Mild
The Sleeping City
501 words · 3 min read
The radiator ticks. She counts the intervals without meaning to — three seconds, four, three again — the way she counts things when she is trying not to think about what her body is doing.
His hand is still there. Has been for twenty minutes, maybe longer, the weight of it warm and entirely accidental now, fingers slack where they were once deliberate. He shifted onto his side an hour ago and simply didn't take it back, and she lay still in the dark listening to his breathing change into sleep, and then she lay still for a long time after that. The sheet is thin against her hip. The cold outside the window is the particular cold of a Toronto January, the kind that makes the glass tick differently than the radiator, a higher pitch, impatient. She knows that sound. She has lived here long enough to know that sound.

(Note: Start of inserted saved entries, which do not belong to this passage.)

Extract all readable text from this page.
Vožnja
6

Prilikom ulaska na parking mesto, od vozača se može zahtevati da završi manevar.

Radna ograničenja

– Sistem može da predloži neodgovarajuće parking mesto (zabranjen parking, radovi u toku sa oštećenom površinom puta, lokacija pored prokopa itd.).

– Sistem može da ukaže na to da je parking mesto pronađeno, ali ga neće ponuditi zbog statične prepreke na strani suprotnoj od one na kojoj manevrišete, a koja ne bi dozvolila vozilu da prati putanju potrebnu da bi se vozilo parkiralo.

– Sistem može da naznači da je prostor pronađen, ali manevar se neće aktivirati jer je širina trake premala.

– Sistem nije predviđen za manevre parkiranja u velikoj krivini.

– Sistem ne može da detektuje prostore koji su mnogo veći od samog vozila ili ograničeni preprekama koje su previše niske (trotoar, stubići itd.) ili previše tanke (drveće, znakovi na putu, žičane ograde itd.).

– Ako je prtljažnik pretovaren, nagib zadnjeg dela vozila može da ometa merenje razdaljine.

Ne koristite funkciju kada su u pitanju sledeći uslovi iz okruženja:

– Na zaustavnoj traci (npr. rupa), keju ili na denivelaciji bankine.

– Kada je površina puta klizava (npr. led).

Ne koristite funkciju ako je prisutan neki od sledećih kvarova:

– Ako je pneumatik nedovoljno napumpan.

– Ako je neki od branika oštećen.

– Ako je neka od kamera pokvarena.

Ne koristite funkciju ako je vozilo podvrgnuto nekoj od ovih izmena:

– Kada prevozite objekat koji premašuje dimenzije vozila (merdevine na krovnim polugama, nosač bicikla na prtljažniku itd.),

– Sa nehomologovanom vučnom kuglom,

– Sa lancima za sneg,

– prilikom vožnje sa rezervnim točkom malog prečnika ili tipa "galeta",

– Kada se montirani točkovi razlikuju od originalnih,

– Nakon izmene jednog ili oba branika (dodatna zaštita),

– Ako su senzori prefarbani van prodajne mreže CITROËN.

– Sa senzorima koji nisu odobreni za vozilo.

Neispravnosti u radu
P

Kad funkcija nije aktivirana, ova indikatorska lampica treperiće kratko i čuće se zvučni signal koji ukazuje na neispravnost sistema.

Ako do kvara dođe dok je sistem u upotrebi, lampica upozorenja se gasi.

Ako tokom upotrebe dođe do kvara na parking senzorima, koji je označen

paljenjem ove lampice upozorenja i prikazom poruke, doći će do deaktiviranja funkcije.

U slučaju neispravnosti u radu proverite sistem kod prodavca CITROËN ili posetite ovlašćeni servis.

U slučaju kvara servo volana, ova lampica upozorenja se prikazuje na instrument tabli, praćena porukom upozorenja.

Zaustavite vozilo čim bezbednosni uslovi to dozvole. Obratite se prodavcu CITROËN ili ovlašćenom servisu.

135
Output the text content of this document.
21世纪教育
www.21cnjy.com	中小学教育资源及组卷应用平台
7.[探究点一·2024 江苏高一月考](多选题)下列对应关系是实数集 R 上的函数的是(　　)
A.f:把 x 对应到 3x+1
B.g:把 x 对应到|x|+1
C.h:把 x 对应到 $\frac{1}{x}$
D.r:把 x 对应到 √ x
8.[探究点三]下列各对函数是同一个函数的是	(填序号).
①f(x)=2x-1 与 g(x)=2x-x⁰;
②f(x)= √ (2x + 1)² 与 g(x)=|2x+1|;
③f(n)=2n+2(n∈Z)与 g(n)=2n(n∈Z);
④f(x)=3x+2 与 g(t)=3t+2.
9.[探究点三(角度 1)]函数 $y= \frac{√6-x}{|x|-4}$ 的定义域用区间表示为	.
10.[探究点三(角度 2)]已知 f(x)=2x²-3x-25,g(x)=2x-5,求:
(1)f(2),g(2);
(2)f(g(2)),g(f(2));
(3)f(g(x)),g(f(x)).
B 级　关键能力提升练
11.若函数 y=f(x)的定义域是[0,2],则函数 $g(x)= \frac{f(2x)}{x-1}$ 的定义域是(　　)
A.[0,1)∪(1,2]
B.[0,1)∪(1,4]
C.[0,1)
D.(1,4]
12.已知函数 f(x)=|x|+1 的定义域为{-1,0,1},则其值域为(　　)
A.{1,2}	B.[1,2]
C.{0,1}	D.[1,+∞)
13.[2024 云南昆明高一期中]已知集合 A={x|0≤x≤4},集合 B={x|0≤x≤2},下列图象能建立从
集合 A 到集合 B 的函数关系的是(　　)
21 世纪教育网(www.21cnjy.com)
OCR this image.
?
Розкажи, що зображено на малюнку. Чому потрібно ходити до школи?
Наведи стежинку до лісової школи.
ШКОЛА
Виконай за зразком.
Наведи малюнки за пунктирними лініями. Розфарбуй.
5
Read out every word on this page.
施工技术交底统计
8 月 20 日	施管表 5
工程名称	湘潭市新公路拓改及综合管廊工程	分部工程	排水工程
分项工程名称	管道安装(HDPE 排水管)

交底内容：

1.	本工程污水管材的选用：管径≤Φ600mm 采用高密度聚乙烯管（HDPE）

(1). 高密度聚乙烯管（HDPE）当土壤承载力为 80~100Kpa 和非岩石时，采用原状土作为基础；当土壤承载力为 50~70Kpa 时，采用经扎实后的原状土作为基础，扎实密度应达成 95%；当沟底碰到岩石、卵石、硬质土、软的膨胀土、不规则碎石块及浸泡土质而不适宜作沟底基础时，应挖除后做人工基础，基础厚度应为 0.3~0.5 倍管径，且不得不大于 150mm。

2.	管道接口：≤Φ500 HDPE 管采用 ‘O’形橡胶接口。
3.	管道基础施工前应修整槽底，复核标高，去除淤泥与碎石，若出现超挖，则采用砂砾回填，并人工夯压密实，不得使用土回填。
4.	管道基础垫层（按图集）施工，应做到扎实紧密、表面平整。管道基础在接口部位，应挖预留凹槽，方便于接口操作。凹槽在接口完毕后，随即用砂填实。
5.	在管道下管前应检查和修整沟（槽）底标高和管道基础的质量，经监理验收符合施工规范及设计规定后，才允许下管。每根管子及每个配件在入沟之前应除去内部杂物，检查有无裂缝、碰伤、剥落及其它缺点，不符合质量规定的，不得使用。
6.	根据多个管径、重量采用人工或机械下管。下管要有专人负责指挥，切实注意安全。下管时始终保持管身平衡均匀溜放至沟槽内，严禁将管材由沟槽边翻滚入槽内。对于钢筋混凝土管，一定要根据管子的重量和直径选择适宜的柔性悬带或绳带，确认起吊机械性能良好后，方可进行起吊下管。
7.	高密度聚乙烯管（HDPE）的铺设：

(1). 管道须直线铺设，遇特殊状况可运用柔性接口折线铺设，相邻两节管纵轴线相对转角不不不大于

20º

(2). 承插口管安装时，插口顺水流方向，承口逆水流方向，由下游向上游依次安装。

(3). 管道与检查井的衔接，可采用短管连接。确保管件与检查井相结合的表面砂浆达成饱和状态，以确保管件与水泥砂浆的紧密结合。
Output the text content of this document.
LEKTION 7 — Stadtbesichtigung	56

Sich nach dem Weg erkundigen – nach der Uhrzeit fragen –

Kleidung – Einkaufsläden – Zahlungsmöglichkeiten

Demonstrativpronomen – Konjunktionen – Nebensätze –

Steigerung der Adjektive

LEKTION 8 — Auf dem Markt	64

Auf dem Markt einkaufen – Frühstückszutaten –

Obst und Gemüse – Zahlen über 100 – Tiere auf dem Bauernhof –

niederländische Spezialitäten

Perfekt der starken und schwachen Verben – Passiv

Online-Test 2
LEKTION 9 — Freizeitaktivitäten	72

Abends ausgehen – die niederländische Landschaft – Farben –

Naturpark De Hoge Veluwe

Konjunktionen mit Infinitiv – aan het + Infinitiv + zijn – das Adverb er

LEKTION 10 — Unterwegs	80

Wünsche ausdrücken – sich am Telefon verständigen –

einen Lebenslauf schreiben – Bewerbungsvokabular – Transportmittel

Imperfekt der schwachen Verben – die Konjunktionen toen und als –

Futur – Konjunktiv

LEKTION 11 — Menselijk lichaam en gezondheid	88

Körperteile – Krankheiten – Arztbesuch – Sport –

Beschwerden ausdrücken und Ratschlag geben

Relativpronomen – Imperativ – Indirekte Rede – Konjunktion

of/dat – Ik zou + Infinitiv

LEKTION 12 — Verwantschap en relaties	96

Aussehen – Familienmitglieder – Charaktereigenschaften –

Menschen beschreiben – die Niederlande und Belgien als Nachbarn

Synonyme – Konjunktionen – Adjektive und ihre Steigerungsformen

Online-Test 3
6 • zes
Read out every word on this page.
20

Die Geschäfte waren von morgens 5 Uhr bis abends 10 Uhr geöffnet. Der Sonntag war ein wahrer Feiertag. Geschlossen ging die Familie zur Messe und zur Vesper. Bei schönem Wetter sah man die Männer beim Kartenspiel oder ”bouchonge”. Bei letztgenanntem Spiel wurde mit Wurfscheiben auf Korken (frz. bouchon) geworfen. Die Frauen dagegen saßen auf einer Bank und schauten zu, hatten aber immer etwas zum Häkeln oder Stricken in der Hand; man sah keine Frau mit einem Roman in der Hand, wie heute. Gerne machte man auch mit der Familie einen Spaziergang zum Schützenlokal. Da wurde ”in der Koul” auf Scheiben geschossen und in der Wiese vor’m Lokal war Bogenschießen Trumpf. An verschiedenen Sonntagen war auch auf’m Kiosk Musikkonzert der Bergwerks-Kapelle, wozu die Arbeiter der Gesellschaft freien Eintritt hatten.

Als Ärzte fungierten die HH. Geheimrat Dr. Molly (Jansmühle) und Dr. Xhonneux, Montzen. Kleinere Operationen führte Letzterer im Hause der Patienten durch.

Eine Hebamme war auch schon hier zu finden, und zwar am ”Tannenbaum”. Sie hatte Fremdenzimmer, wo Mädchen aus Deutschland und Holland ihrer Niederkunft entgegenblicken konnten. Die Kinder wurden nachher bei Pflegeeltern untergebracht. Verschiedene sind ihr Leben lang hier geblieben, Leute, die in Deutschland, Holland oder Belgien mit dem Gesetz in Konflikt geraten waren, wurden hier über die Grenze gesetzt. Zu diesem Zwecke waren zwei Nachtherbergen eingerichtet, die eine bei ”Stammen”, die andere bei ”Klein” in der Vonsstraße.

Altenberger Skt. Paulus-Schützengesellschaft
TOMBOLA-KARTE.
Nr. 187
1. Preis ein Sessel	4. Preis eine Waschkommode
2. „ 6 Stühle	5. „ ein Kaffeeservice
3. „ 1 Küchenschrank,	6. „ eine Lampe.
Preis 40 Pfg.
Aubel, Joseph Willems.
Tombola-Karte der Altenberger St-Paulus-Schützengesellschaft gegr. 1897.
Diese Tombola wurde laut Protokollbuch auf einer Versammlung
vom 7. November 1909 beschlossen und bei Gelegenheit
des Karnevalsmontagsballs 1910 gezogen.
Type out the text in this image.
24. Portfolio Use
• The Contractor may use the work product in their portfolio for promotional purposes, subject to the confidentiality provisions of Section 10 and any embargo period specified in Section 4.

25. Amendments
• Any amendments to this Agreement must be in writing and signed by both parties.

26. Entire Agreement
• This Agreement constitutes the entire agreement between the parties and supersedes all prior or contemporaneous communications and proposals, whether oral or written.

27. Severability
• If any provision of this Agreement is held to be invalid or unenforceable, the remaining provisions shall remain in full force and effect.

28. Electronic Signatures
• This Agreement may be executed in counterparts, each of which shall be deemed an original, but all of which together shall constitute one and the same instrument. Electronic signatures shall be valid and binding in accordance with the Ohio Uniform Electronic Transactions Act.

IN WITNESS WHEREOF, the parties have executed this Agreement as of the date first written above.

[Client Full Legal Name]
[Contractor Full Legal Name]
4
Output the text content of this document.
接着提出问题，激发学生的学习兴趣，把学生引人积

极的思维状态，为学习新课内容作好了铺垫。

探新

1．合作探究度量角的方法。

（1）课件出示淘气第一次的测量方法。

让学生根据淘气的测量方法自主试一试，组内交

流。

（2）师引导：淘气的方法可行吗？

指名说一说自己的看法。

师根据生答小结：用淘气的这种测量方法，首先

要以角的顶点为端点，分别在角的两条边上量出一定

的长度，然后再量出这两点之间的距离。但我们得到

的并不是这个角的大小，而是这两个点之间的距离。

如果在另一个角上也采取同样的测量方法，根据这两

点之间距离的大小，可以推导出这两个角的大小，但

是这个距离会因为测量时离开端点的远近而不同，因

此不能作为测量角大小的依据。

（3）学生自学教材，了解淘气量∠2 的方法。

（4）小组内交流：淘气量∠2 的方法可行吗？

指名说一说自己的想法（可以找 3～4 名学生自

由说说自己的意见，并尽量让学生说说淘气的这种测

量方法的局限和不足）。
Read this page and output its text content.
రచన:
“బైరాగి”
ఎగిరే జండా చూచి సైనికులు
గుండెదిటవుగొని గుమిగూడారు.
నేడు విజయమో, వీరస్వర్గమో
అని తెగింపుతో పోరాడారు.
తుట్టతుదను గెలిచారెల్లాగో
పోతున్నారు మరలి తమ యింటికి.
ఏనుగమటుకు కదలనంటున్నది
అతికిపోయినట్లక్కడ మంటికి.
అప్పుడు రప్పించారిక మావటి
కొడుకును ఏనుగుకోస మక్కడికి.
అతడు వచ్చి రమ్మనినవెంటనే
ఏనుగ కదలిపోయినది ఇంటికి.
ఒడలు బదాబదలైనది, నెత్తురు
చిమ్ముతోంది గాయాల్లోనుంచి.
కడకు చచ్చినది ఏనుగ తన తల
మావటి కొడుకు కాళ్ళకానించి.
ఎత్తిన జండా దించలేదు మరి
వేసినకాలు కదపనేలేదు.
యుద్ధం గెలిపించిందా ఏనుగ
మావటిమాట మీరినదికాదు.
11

She is thinking about Montreal.
Not the city — a room in it. A smaller bed, a radiator that didn't work reliably, and herself at twenty-six, which was a version of herself she can now examine the way you examine a photograph: recognizable, slightly foreign, caught in the middle of something. She had been less careful then about what she let herself want. Or less aware that wanting carefully was something she had learned.
Her hips make a small adjustment. Barely anything. The kind of movement that could be sleep.
The radiator ticks.
The pressure of his fingers shifts with her — passive, unconscious, his hand simply present — and the sensation that moves through her lower belly is so specific and so immediate that she holds her breath without deciding to. Holds it for a full count. The exhale that follows comes out longer than the inhale went in, and quieter than she expected, a sound more felt in her chest than heard in the room.
She doesn't move again. Not yet. The wanting is a particular texture right now — not urgent, not simple, closer to the feeling of standing at the edge of something and understanding you are going to step off it but choosing to stand there one more moment. Her left hand rests open on the mattress beside her. Her right hand is at her sternum, fingers loose against the sheet.
In Montreal she hadn't waited. That was the difference. She had simply taken what she wanted from the dark, from the unreliable heat, from the body sleeping beside her, without cataloguing it first.
She wonders when she started cataloguing.
His breathing doesn't change. The cold presses at the glass. Somewhere below, a streetcar moves through the intersection, its sound arriving faint and brief and gone, and she feels the particular weight of the city being asleep around her, which is its own kind of permission.
Her hips shift again. Less like sleep this time.
The radiator ticks, and ticks, and marks the distance between what she is and what she is about to allow.